Though he questions how some of the cuts have been implemented, Rep. Mike Pompeo, R-Wichita, thinks the sequester was a positive step toward getting federal spending under control.
“In my judgment, the pain has not been too great,” he told The Eagle editorial board this week.
In general, he’s right. Though the sequester was a dysfunctional way to govern, it isn’t too much to ask the government to trim $85 billion from its budget. And some of the cuts ordered by agencies, such as ending public tours of the White House, appear more political than responsible.
Pompeo doesn’t want to diminish how the sequester is affecting some families, but he notes that nearly every business in Wichita has had to deal with budget cuts.
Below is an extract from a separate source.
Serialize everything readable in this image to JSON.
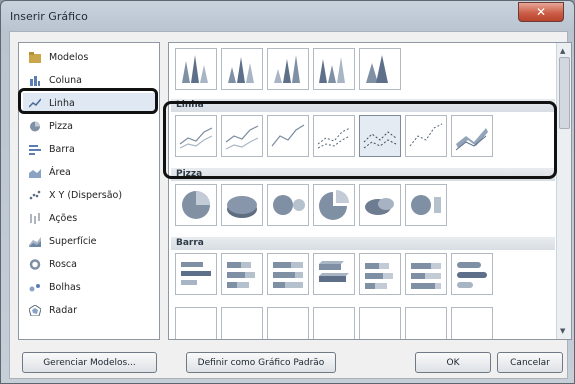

And there is no place that knows furloughs like Wichita, he said.
Pompeo also notes that with a few exceptions, most government agencies still are receiving more money than they did in 2009-10. So if those agencies were able to do their jobs in 2010, why can’t they do them now? If the Federal Aviation Administration was able to operate control towers at rural airports in 2010, Pompeo asked, why did it have to cut that as part of the sequester?
Congress isn’t immune to the cuts. Pompeo said that his office budget this year will be about 15 percent less than it was in 2011, his first year in Congress. As a result, he expects to have one or two fewer employees.
Though he described the sequester cuts as a “wide-open layup,” Pompeo recognizes that it can be difficult to cut domestic spending, especially at a level that would make a real impact on the federal budget. But that makes him optimistic that Congress will recognize the need to tackle entitlement spending, which is the main cause of long-term budget concerns.